Ian Wilmut, the creator of Dolly, used to only want to clone animals for use in genetic engineering. He would never clone humans, he wrote in his book about Dolly. Then, when his animal cloning enterprise went financially belly-up, he moved into human therapeutic cloning experiments, receiving a license to clone from the UK government. Then, he wrote that reproductive human cloning should be allowed if it is safe, at least in some circumstances. Now, he says the UK is too conservative in its cloning public policy, even though it has one of the most permissive cloning laws in the world.

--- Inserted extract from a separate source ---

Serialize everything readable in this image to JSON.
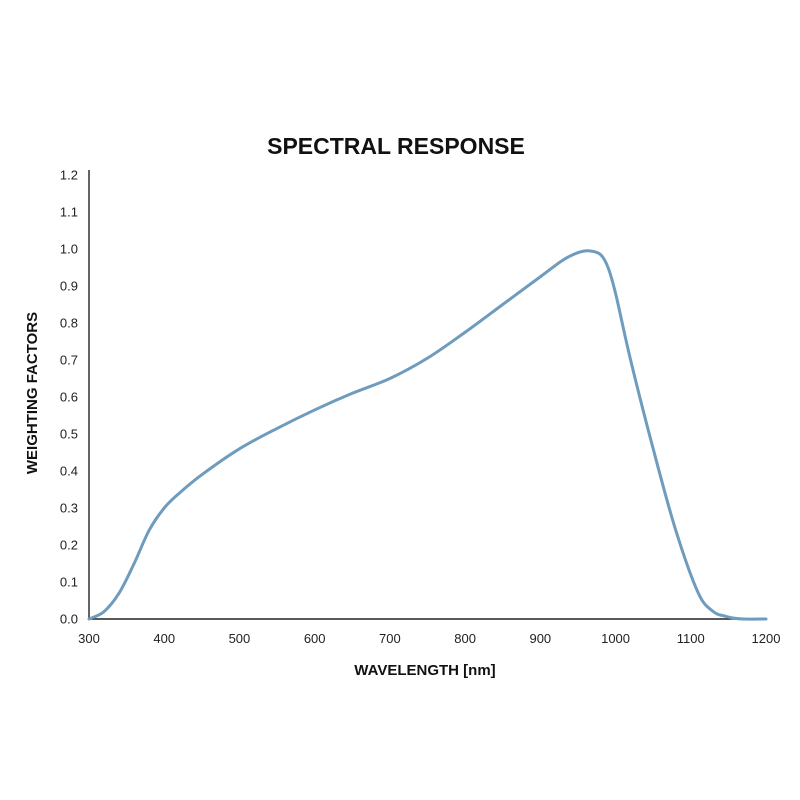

Here are the key quotes reported from a recent speech, as I see them: “We seem to have lost our excitement and confidence in science.” No. Science isn’t an end, it is a means. Being concerned about the ethics of an area of scientific inquiry is not to lose our excitement about overall scientific potential. Nor is insisting upon proper ethical and moral limits, anti-science. Indeed, many are concerned about the prospect for human cloning precisely because we understand that science usually accomplishes what it sets out to do.
“While it is right to ask real biological questions about the safety and efficacy of such procedures, this is exactly what the licenses for embryonic research are for.” No, there is more than efficacy and safety at stake. There are crucial moral and ethical issues that must be resolved.
Then, he warns that lives may be lost because of cloning restrictions. Well, this is just irresponsible alarmism and harem, scarem. One could just as easily assert that every dime taken from adult stem cell research and put into human cloning could cost lives. It is an irresponsible advocacy tactic.
Wilmut clearly sees no moral problem with creating human cloned embryos for use and destruction in research. But many others do. Thank goodness, we don’t live in a scientocracy. When it comes to morality and ethics, we all have an equal right to have our say.